Easy to print, but very difficult to write down in order to decrypt it.

So, getting a QR code out of this is, perhaps, easier.

Anyway, I guess I am asking primarily because I want to see if anyone has a good way to backup a Bitcoin Core wallet on a physical medium (paper ideally).

[Forsyth Jones]

Easy to print, but very difficult to write down in order to decrypt it.

So, getting a QR code out of this is, perhaps, easier.
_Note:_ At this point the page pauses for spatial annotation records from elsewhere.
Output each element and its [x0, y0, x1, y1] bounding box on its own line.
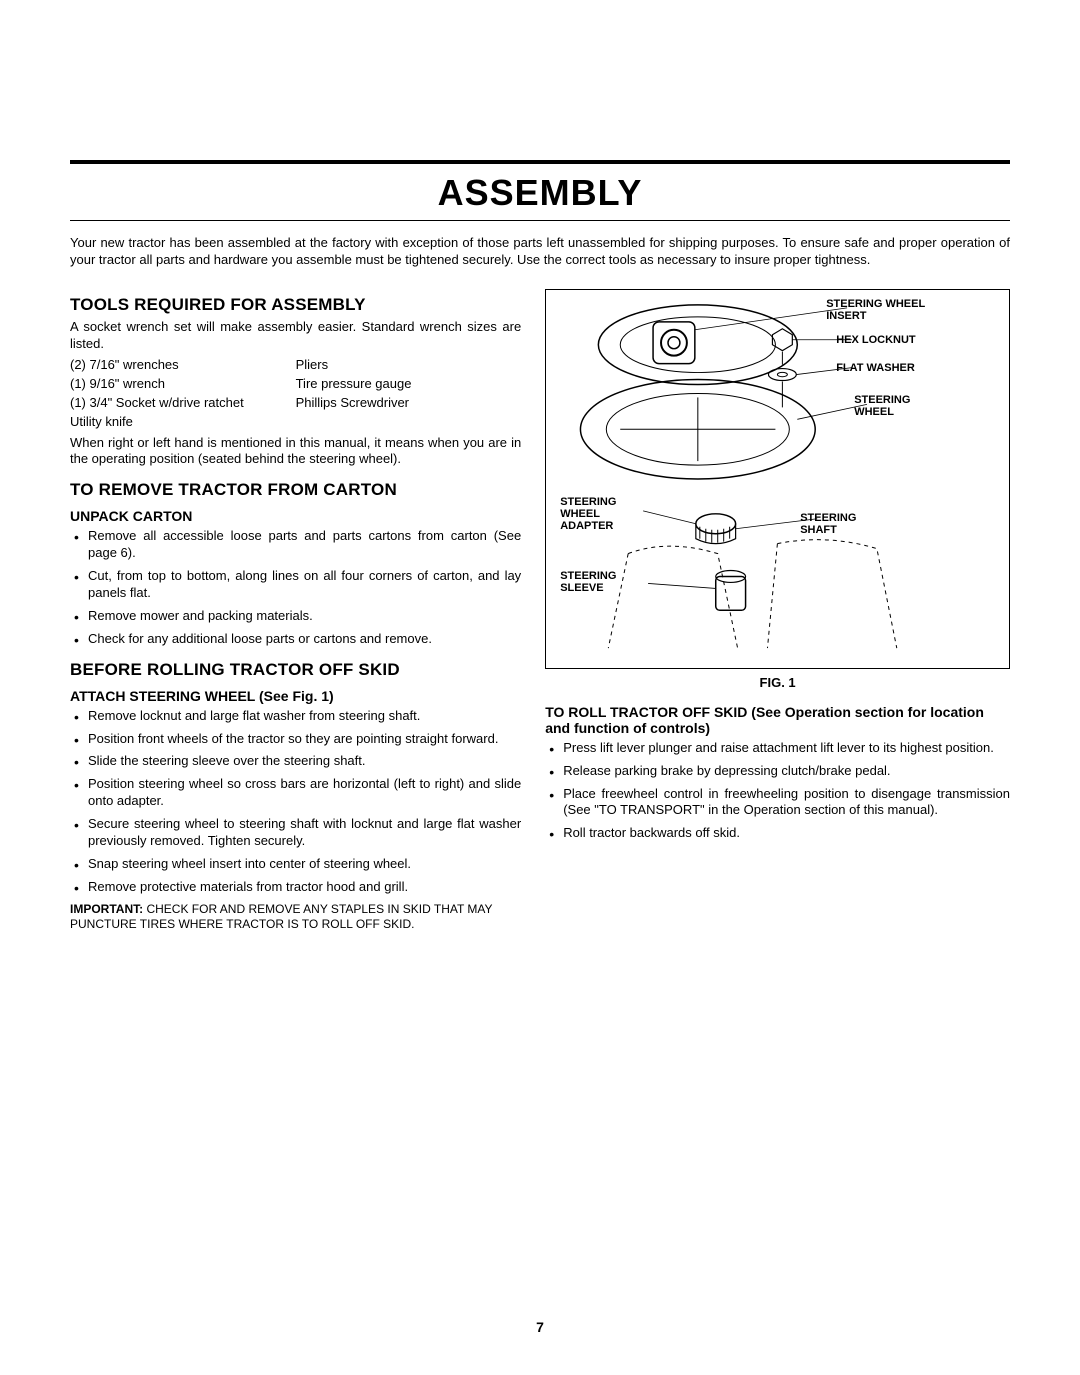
step-item: Check for any additional loose parts or … [70, 631, 521, 648]
step-item: Roll tractor backwards off skid. [545, 825, 1010, 842]
step-item: Press lift lever plunger and raise attac… [545, 740, 1010, 757]
unpack-subhead: UNPACK CARTON [70, 508, 521, 524]
right-column: STEERING WHEELINSERT HEX LOCKNUT FLAT WA… [545, 283, 1010, 932]
top-rule [70, 160, 1010, 164]
attach-subhead: ATTACH STEERING WHEEL (See Fig. 1) [70, 688, 521, 704]
before-heading: BEFORE ROLLING TRACTOR OFF SKID [70, 660, 521, 680]
intro-paragraph: Your new tractor has been assembled at t… [70, 235, 1010, 269]
tools-note: When right or left hand is mentioned in … [70, 435, 521, 469]
step-item: Position front wheels of the tractor so … [70, 731, 521, 748]
left-column: TOOLS REQUIRED FOR ASSEMBLY A socket wre… [70, 283, 521, 932]
attach-steps: Remove locknut and large flat washer fro… [70, 708, 521, 896]
step-item: Cut, from top to bottom, along lines on … [70, 568, 521, 602]
tool-cell: Utility knife [70, 414, 296, 429]
figure-1: STEERING WHEELINSERT HEX LOCKNUT FLAT WA… [545, 289, 1010, 669]
step-item: Place freewheel control in freewheeling … [545, 786, 1010, 820]
tool-grid: (2) 7/16" wrenches Pliers (1) 9/16" wren… [70, 357, 521, 429]
tool-cell: Phillips Screwdriver [296, 395, 522, 410]
fig-label-adapter: STEERINGWHEELADAPTER [560, 496, 616, 532]
step-item: Remove mower and packing materials. [70, 608, 521, 625]
page-number: 7 [0, 1319, 1080, 1335]
important-note: IMPORTANT: CHECK FOR AND REMOVE ANY STAP… [70, 902, 521, 932]
sub-rule [70, 220, 1010, 221]
step-item: Remove all accessible loose parts and pa… [70, 528, 521, 562]
step-item: Remove protective materials from tractor… [70, 879, 521, 896]
fig-label-shaft: STEERINGSHAFT [800, 512, 856, 536]
step-item: Slide the steering sleeve over the steer… [70, 753, 521, 770]
page-title: ASSEMBLY [70, 172, 1010, 214]
step-item: Remove locknut and large flat washer fro… [70, 708, 521, 725]
tool-cell: Pliers [296, 357, 522, 372]
fig-label-washer: FLAT WASHER [836, 362, 915, 374]
fig-label-locknut: HEX LOCKNUT [836, 334, 915, 346]
tool-cell: (1) 3/4" Socket w/drive ratchet [70, 395, 296, 410]
roll-steps: Press lift lever plunger and raise attac… [545, 740, 1010, 842]
step-item: Secure steering wheel to steering shaft … [70, 816, 521, 850]
fig-label-insert: STEERING WHEELINSERT [826, 298, 925, 322]
tool-cell: (2) 7/16" wrenches [70, 357, 296, 372]
tools-heading: TOOLS REQUIRED FOR ASSEMBLY [70, 295, 521, 315]
tool-cell [296, 414, 522, 429]
two-column-layout: TOOLS REQUIRED FOR ASSEMBLY A socket wre… [70, 283, 1010, 932]
fig-label-wheel: STEERINGWHEEL [854, 394, 910, 418]
unpack-steps: Remove all accessible loose parts and pa… [70, 528, 521, 647]
tool-cell: (1) 9/16" wrench [70, 376, 296, 391]
tool-cell: Tire pressure gauge [296, 376, 522, 391]
figure-caption: FIG. 1 [545, 675, 1010, 690]
tools-lead: A socket wrench set will make assembly e… [70, 319, 521, 353]
important-label: IMPORTANT: [70, 902, 143, 916]
step-item: Snap steering wheel insert into center o… [70, 856, 521, 873]
step-item: Position steering wheel so cross bars ar… [70, 776, 521, 810]
roll-heading: TO ROLL TRACTOR OFF SKID (See Operation … [545, 704, 1010, 736]
remove-heading: TO REMOVE TRACTOR FROM CARTON [70, 480, 521, 500]
fig-label-sleeve: STEERINGSLEEVE [560, 570, 616, 594]
steering-diagram [546, 290, 1009, 668]
step-item: Release parking brake by depressing clut… [545, 763, 1010, 780]
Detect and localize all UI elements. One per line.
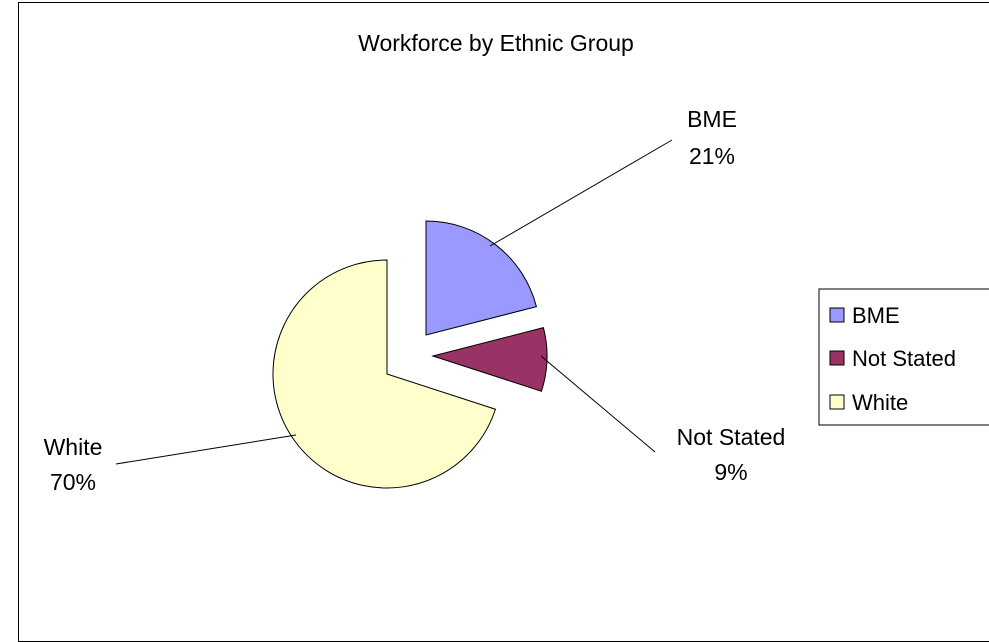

Anyway, I guess I am asking primarily because I want to see if anyone has a good way to backup a Bitcoin Core wallet on a physical medium (paper ideally).

If you prefer paper backups (encrypted with a QR Code), the easiest and most secure way for you is to import a wallet with an existing recovery seed (created outside of Bitcoin Core, obviously) via descriptors, extracting the BIP32 root key (which is what I did in my case).

But even so, you might prefer to encrypt the descriptors extracted from Core using gpg/aes, and then convert them into a Qr Code format. It would be an interesting experiment to follow.

I'll tell you what I would do in my case:

*Let's assume I created a native wallet in Core. I'll encrypt it with my password/passphrase before transferring funds, obviously. For me, just backing up the wallet.dat file is enough, but to prevent snoopers from accessing my wallet.dat and seeing the balance and transactions but not being able to spend, I'll add additional encryption, perhaps using gpg or aes, or perhaps something simpler like moving the file to a Veracrypt container or (even easier) to a KeePass database file.

This would make a great topic (about additional encryption in the core).

*Of course, I would do the entire procedure in an offline air-gapped environment, the same for any of the encryption methods mentioned.

I wouldn't make any physical backups, at least for now.

[apogio]

*Let's assume I created a native wallet in Core. I'll encrypt it with my password/passphrase before transferring funds, obviously. For me, just backing up the wallet.dat file is enough, but to prevent snoopers from accessing my wallet.dat and seeing the balance and transactions but not being able to spend, I'll add additional encryption, perhaps using gpg or aes, or perhaps something simpler like moving the file to a Veracrypt container or (even easier) to a KeePass database file.

So what I am trying to achieve is to have a physican backup of a core wallet, but being encrypted I am putting this emoji because it looks like nobody has done it, or hasn't seen this thread yet.

Your approach looks like what I currently do, more or less and it's a common method. To be honest, encrypting the wallet.dat and the disc where it lies with another password is more than enough. It doesn't need extra gpg encryption on the file itself.